The remainder of chapter 2 focuses more details on the creation of the first man, the garden God placed him in, and the work God gave him to do. Before man was created, there were no cultivated crops, and the land was watered by streams or mists rising up from the ground.

In this passage, God creates man, forming him out of the dust of the ground and breathing the "breath of life" into him. Man becomes a living being. God places man into His newly planted garden in the region of Eden, a garden with abundant fruit-bearing trees. Two trees in the middle of the garden stand out. They have names: The Tree of Life and the Tree of the Knowledge of Good and Evil.

For all of the debates over which aspects of Genesis are meant to be literal, and which are meant to be symbolic, the Garden of Eden is not so difficult to interpret. The writer of Genesis clearly intends it to be understood as a real place in the real world. This portion of Scripture describes the river that runs out of it and divides into four separate rivers. Those rivers run through places that would have been especially familiar to Genesis' first readers.
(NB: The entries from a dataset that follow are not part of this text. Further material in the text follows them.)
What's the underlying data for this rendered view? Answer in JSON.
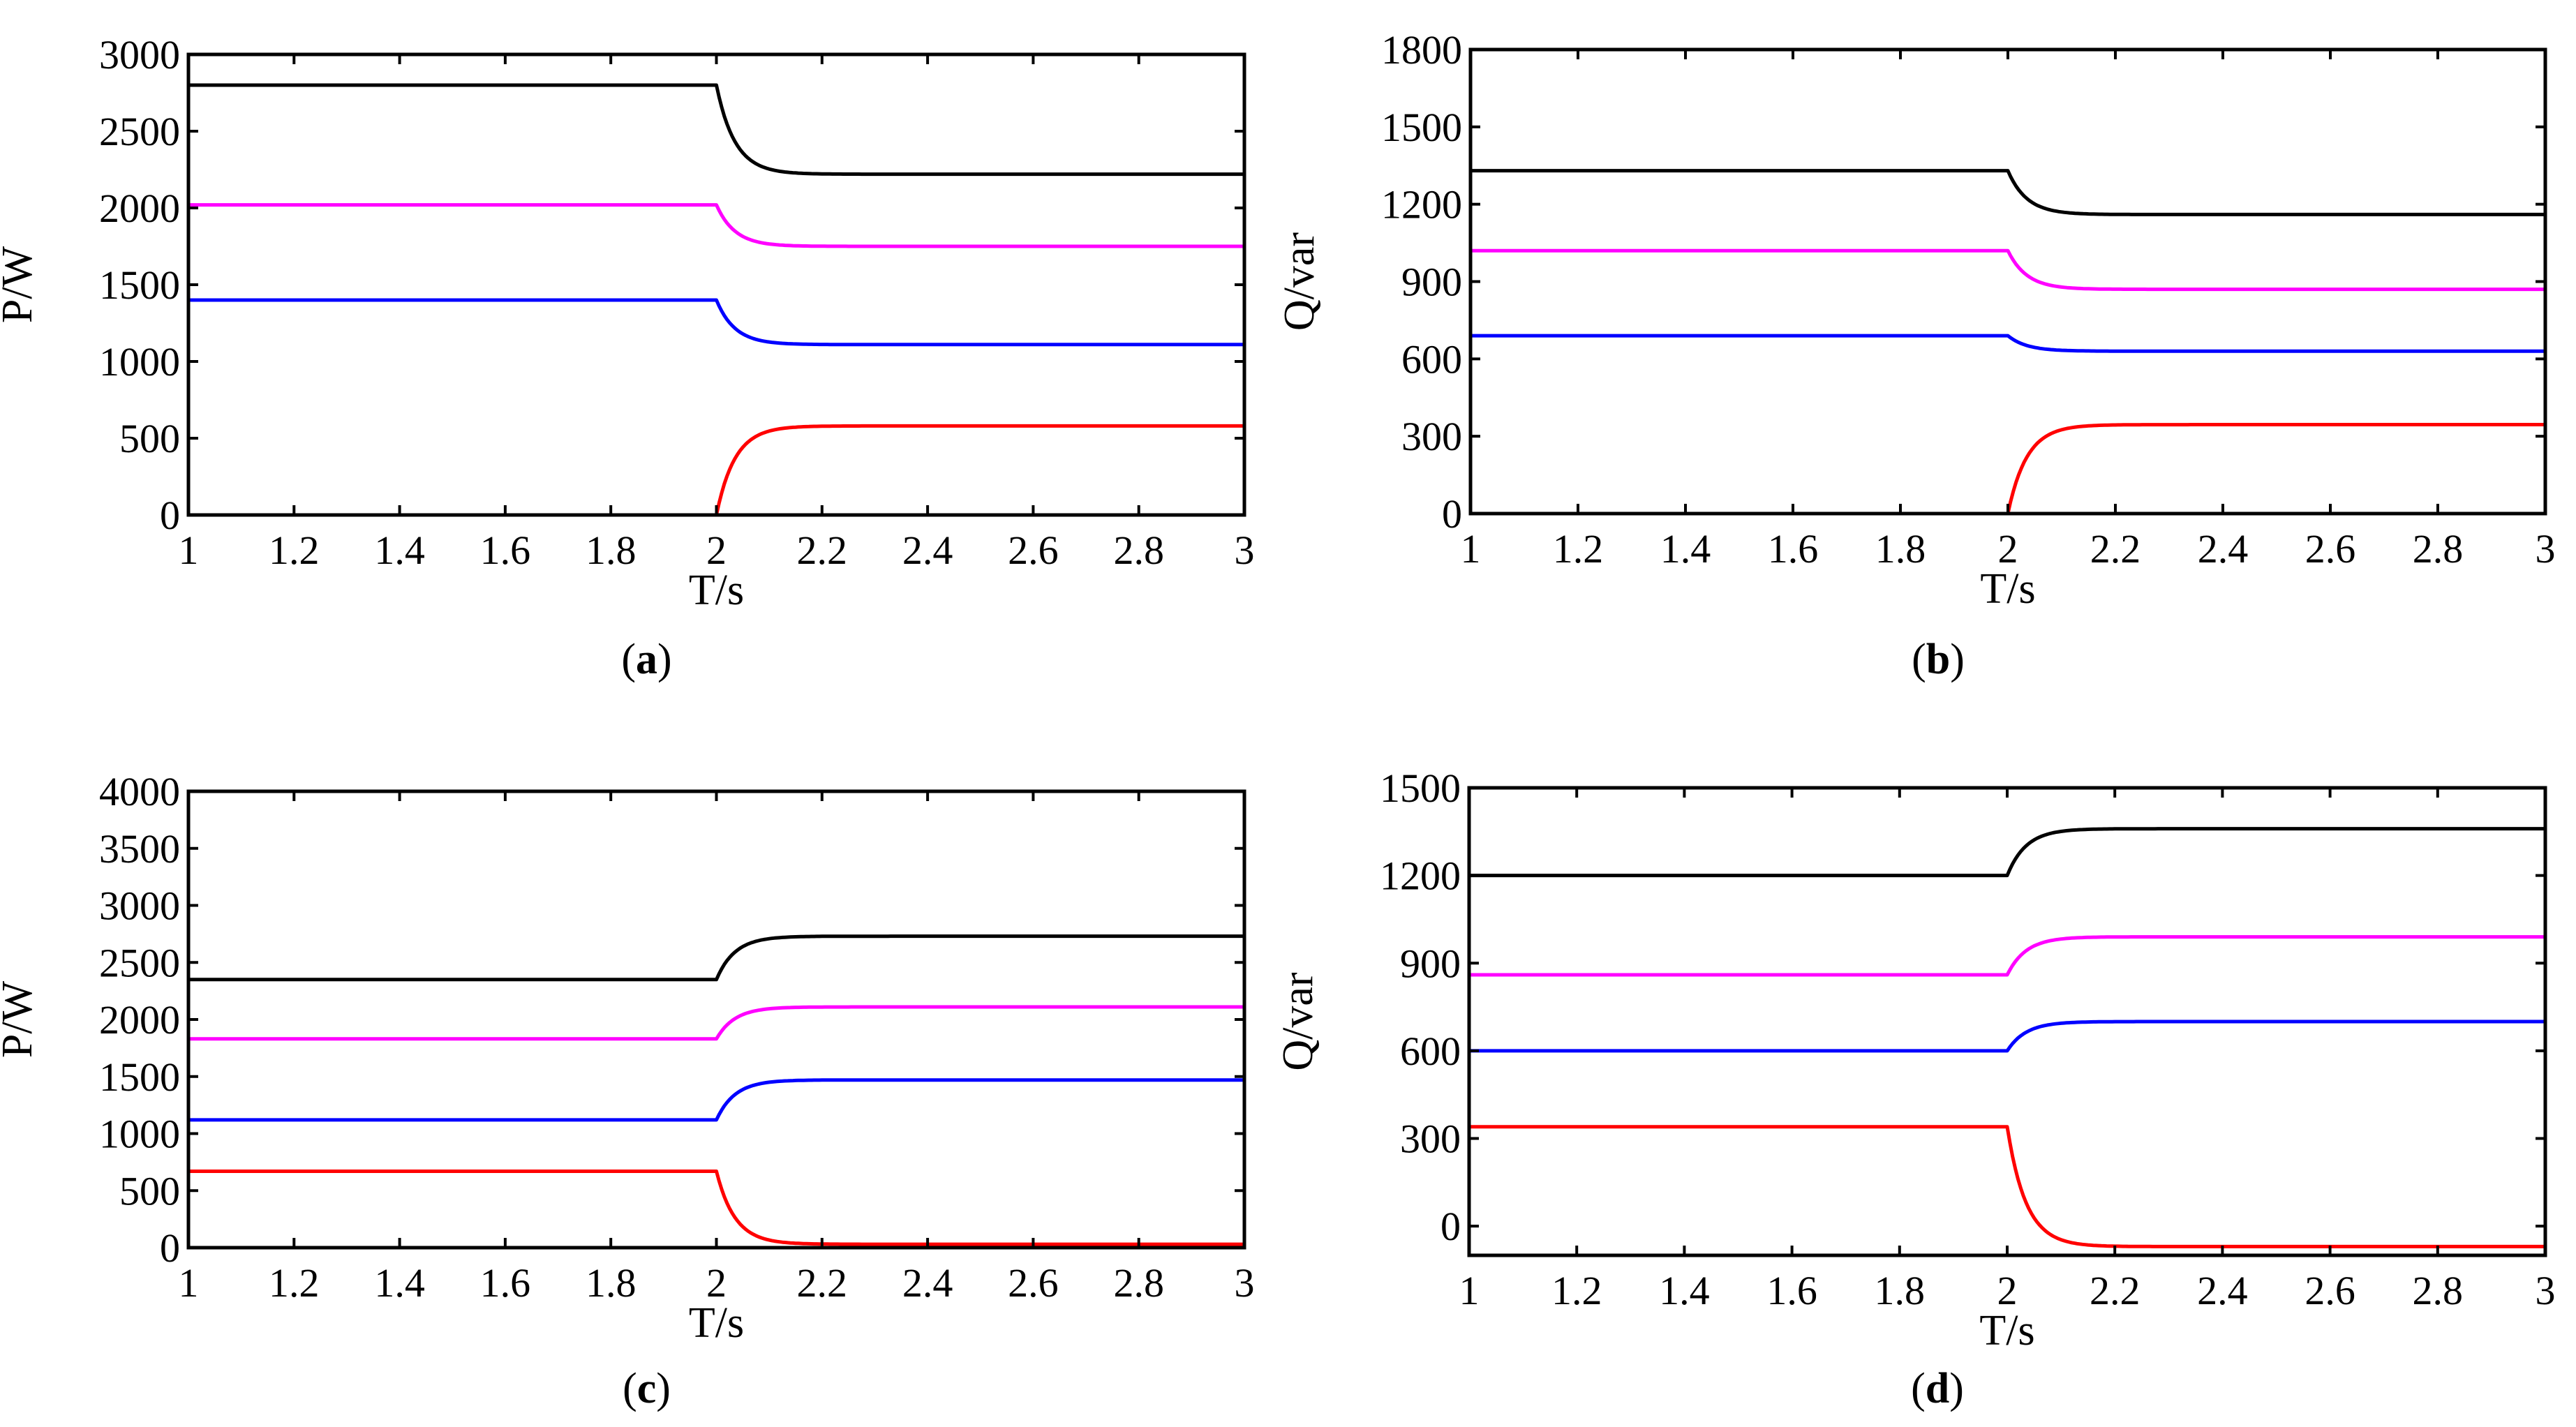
{
  "colors": {
    "black": "#000000",
    "magenta": "#ff00ff",
    "blue": "#0000ff",
    "red": "#ff0000"
  },
  "chart_data": [
    {
      "id": "a",
      "type": "line",
      "caption_letter": "a",
      "xlabel": "T/s",
      "ylabel": "P/W",
      "xlim": [
        1,
        3
      ],
      "ylim": [
        0,
        3000
      ],
      "xticks": [
        1,
        1.2,
        1.4,
        1.6,
        1.8,
        2,
        2.2,
        2.4,
        2.6,
        2.8,
        3
      ],
      "xtick_labels": [
        "1",
        "1.2",
        "1.4",
        "1.6",
        "1.8",
        "2",
        "2.2",
        "2.4",
        "2.6",
        "2.8",
        "3"
      ],
      "yticks": [
        0,
        500,
        1000,
        1500,
        2000,
        2500,
        3000
      ],
      "ytick_labels": [
        "0",
        "500",
        "1000",
        "1500",
        "2000",
        "2500",
        "3000"
      ],
      "step_time": 2.0,
      "series": [
        {
          "name": "black",
          "color": "#000000",
          "before": 2800,
          "after": 2220
        },
        {
          "name": "magenta",
          "color": "#ff00ff",
          "before": 2020,
          "after": 1750
        },
        {
          "name": "blue",
          "color": "#0000ff",
          "before": 1400,
          "after": 1110
        },
        {
          "name": "red",
          "color": "#ff0000",
          "before": 0,
          "after": 580
        }
      ]
    },
    {
      "id": "b",
      "type": "line",
      "caption_letter": "b",
      "xlabel": "T/s",
      "ylabel": "Q/var",
      "xlim": [
        1,
        3
      ],
      "ylim": [
        0,
        1800
      ],
      "xticks": [
        1,
        1.2,
        1.4,
        1.6,
        1.8,
        2,
        2.2,
        2.4,
        2.6,
        2.8,
        3
      ],
      "xtick_labels": [
        "1",
        "1.2",
        "1.4",
        "1.6",
        "1.8",
        "2",
        "2.2",
        "2.4",
        "2.6",
        "2.8",
        "3"
      ],
      "yticks": [
        0,
        300,
        600,
        900,
        1200,
        1500,
        1800
      ],
      "ytick_labels": [
        "0",
        "300",
        "600",
        "900",
        "1200",
        "1500",
        "1800"
      ],
      "step_time": 2.0,
      "series": [
        {
          "name": "black",
          "color": "#000000",
          "before": 1330,
          "after": 1160
        },
        {
          "name": "magenta",
          "color": "#ff00ff",
          "before": 1020,
          "after": 870
        },
        {
          "name": "blue",
          "color": "#0000ff",
          "before": 690,
          "after": 630
        },
        {
          "name": "red",
          "color": "#ff0000",
          "before": 0,
          "after": 345
        }
      ]
    },
    {
      "id": "c",
      "type": "line",
      "caption_letter": "c",
      "xlabel": "T/s",
      "ylabel": "P/W",
      "xlim": [
        1,
        3
      ],
      "ylim": [
        0,
        4000
      ],
      "xticks": [
        1,
        1.2,
        1.4,
        1.6,
        1.8,
        2,
        2.2,
        2.4,
        2.6,
        2.8,
        3
      ],
      "xtick_labels": [
        "1",
        "1.2",
        "1.4",
        "1.6",
        "1.8",
        "2",
        "2.2",
        "2.4",
        "2.6",
        "2.8",
        "3"
      ],
      "yticks": [
        0,
        500,
        1000,
        1500,
        2000,
        2500,
        3000,
        3500,
        4000
      ],
      "ytick_labels": [
        "0",
        "500",
        "1000",
        "1500",
        "2000",
        "2500",
        "3000",
        "3500",
        "4000"
      ],
      "step_time": 2.0,
      "series": [
        {
          "name": "black",
          "color": "#000000",
          "before": 2350,
          "after": 2730
        },
        {
          "name": "magenta",
          "color": "#ff00ff",
          "before": 1830,
          "after": 2110
        },
        {
          "name": "blue",
          "color": "#0000ff",
          "before": 1120,
          "after": 1470
        },
        {
          "name": "red",
          "color": "#ff0000",
          "before": 670,
          "after": 30
        }
      ]
    },
    {
      "id": "d",
      "type": "line",
      "caption_letter": "d",
      "xlabel": "T/s",
      "ylabel": "Q/var",
      "xlim": [
        1,
        3
      ],
      "ylim": [
        -100,
        1500
      ],
      "xticks": [
        1,
        1.2,
        1.4,
        1.6,
        1.8,
        2,
        2.2,
        2.4,
        2.6,
        2.8,
        3
      ],
      "xtick_labels": [
        "1",
        "1.2",
        "1.4",
        "1.6",
        "1.8",
        "2",
        "2.2",
        "2.4",
        "2.6",
        "2.8",
        "3"
      ],
      "yticks": [
        0,
        300,
        600,
        900,
        1200,
        1500
      ],
      "ytick_labels": [
        "0",
        "300",
        "600",
        "900",
        "1200",
        "1500"
      ],
      "step_time": 2.0,
      "series": [
        {
          "name": "black",
          "color": "#000000",
          "before": 1200,
          "after": 1360
        },
        {
          "name": "magenta",
          "color": "#ff00ff",
          "before": 860,
          "after": 990
        },
        {
          "name": "blue",
          "color": "#0000ff",
          "before": 600,
          "after": 700
        },
        {
          "name": "red",
          "color": "#ff0000",
          "before": 340,
          "after": -70
        }
      ]
    }
  ]
}
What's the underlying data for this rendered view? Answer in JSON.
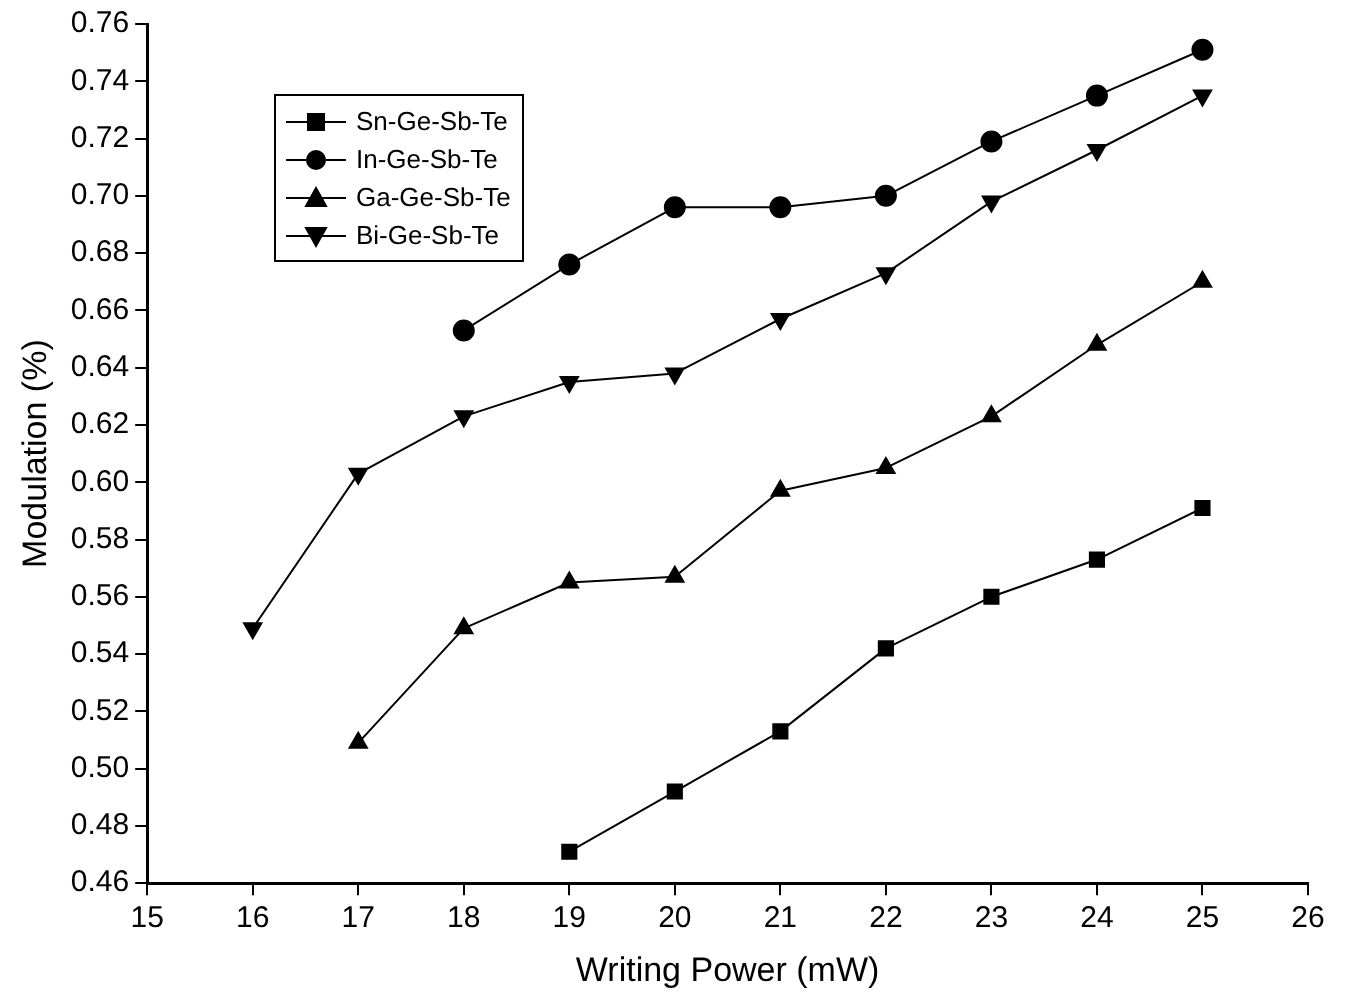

They include the Tigris and Euphrates, rivers that still flow through the lands of Mesopotamia.

God places the man in the garden with specific work to do, such as maintaining the garden and naming the animals. God also issues a single, specific negative command: never eat from the Tree of the Knowledge of Good and Evil, or you will die.

This passage is also the first time when God recognizes that some aspect of His creation is not good. It's not good for the man to be alone. There are no living things which complement Adam as the animals of the same kind correspond to each other. So God takes a rib from Adam and makes a helper and companion for him. Eve becomes Adam's wife. This is a fascinating action by God, one that is rich in symbolism. God obviously could have created Eve from dust, as He did Adam, but chose instead to form her out of Adam's own body.

For this reason, the closing verses tell us, men are to separate from their parents and stick to their wives, becoming one flesh with them.

Adam and Eve's relationship was unique in all of history. When they met, no sin yet existed in the world or between them. They remained unashamed of anything, including their own nakedness. In their innocence, they had nothing to hide from God or from each other. In that way, they truly existed in paradise, one beyond just the plants and animals of a garden. Unfortunately, in chapter three, this ideal situation will be lost as a result of their choice to sin against God.